Jenna reveals that for her generation of nurses, “rewards” and praise for successfully completing the day's designated tasks seem to outweigh patient-centered care, whereas in 1976, rewards were seeing a patient get better, receiving a hug from a grateful relative, and often personal, implicit rewards carried a lot of weight. As Jenna points out, being kind or smiling today rarely elicits praise or attention.
In 2023, nurses' eyes never seem to rise above the iPad screen. Basic nursing care seems to have been replaced by a checklist of “jobs to be done.” Washing patients, changing their beds, brushing their teeth (even dentures) are no longer considered “glamorous” jobs. And why would a nurse want to do those things anyway? With all the gadgets and contraptions on the ward, what motivates a modern nurse to sign up to learn to feed people?

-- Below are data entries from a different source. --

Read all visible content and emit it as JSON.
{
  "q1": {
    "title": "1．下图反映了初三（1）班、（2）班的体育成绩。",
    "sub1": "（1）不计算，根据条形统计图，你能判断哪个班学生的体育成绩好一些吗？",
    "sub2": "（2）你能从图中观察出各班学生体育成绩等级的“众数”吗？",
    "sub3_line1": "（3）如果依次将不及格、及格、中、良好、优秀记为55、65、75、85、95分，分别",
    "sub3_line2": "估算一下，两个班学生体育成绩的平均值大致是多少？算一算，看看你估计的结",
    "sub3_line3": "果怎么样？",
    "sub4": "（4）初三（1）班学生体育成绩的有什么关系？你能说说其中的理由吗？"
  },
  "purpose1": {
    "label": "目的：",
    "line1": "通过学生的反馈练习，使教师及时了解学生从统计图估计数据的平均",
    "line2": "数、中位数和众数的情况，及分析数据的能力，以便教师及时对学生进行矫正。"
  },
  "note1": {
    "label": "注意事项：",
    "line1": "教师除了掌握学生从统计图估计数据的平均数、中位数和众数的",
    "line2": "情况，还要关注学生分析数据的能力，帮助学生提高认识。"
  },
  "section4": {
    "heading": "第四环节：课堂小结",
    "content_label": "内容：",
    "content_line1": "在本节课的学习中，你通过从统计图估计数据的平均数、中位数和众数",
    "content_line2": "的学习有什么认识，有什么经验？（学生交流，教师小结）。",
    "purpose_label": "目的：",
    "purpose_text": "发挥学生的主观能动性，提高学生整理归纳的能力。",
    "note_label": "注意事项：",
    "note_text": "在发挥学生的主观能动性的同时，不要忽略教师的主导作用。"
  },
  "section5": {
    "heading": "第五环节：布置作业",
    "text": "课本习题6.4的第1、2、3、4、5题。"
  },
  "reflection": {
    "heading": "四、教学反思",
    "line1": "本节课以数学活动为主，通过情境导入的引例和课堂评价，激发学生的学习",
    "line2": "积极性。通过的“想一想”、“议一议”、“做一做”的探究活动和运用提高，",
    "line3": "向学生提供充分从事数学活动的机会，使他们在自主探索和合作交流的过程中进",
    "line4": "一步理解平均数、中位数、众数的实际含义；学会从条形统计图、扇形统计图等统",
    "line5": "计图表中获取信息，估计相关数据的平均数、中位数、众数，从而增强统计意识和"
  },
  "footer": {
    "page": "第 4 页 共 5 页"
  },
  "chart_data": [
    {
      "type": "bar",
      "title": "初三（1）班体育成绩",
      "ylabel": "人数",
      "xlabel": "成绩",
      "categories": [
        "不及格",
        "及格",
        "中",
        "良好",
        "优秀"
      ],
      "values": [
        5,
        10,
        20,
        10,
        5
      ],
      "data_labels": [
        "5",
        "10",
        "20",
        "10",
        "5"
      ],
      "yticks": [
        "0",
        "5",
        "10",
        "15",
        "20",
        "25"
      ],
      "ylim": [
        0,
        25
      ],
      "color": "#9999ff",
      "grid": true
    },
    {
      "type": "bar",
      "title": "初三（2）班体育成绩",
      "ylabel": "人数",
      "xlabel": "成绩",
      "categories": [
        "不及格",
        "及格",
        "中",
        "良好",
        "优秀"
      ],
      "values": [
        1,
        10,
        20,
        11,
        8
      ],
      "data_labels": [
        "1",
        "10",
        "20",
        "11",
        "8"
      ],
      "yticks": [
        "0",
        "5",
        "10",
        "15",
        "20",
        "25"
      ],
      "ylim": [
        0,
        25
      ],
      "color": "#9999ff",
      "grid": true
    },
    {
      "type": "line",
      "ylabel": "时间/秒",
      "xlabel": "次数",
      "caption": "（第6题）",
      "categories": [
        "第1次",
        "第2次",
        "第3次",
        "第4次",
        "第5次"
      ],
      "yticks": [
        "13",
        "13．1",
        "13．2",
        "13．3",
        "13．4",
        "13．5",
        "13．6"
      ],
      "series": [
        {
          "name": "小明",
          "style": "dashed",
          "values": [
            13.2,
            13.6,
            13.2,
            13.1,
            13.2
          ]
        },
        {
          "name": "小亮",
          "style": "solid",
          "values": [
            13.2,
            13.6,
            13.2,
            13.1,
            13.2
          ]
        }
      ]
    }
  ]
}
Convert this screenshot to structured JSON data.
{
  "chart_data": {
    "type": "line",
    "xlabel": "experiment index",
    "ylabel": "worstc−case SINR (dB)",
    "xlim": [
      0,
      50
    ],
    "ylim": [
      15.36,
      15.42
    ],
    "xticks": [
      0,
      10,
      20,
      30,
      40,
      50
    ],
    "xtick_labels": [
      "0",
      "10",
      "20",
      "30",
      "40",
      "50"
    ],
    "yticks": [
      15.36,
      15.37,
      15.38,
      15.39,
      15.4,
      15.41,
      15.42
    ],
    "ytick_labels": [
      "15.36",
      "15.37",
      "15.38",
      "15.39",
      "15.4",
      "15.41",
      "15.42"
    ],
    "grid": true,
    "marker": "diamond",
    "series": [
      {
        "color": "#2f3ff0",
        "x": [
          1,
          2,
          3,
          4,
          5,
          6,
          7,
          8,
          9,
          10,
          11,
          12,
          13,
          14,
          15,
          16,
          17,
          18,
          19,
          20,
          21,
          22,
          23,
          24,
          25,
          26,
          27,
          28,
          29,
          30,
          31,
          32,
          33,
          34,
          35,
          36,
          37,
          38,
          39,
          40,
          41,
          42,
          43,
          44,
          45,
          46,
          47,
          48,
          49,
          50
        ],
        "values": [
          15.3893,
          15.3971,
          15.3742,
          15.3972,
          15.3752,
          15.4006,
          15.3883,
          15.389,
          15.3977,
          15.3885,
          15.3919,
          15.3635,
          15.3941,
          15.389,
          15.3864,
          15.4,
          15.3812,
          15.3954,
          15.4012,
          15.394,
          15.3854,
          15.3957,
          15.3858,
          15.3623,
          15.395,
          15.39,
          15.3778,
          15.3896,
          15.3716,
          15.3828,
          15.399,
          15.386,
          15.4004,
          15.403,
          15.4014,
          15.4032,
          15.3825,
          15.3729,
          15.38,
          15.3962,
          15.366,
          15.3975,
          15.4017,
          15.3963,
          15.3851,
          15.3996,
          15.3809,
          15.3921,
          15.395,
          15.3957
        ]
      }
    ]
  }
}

Jenna explains that it seems like the fundamental principles of nursing have almost quietly disappeared. Why has this happened? And why are nurses so busy now? Busy with what? No one is too busy to remember a patient's name, to smile and reassure them, to help them take something to drink or eat nutritious food, to hold their hand or sit at their bedside for a quick tea and chat. Yet these small but very important tasks seem to be overshadowed by the technology gurus.
In 2023, with modern medicine, medical equipment, and cutting-edge facilities flooding hospitals, Jenna and Debi agree that nursing may have become too complicated and that we need to get back to basics. What happened to the “tender loving care” (TLC) that was always available and never went away? While many argue that we should move with the times and not go back, others, although from a very different generation, agree with Jenna and Debi. Going back and getting back to basic nursing care is the way to go, fast. In other words, bring back the Matron.
Jenna Pratt continues to travel the country asking questions, so if you see her out and about, give her a smile and a cheer. Check out Jenna's podcast here here.
The message Debi and Jenna want to get across to all nurses is to do your part, no matter how small. Smile and follow what your heart and soul tell you is right. When you put your head on the pillow tonight, know that you will sleep soundly knowing that you did the best you could and followed the code of professional conduct and ethics.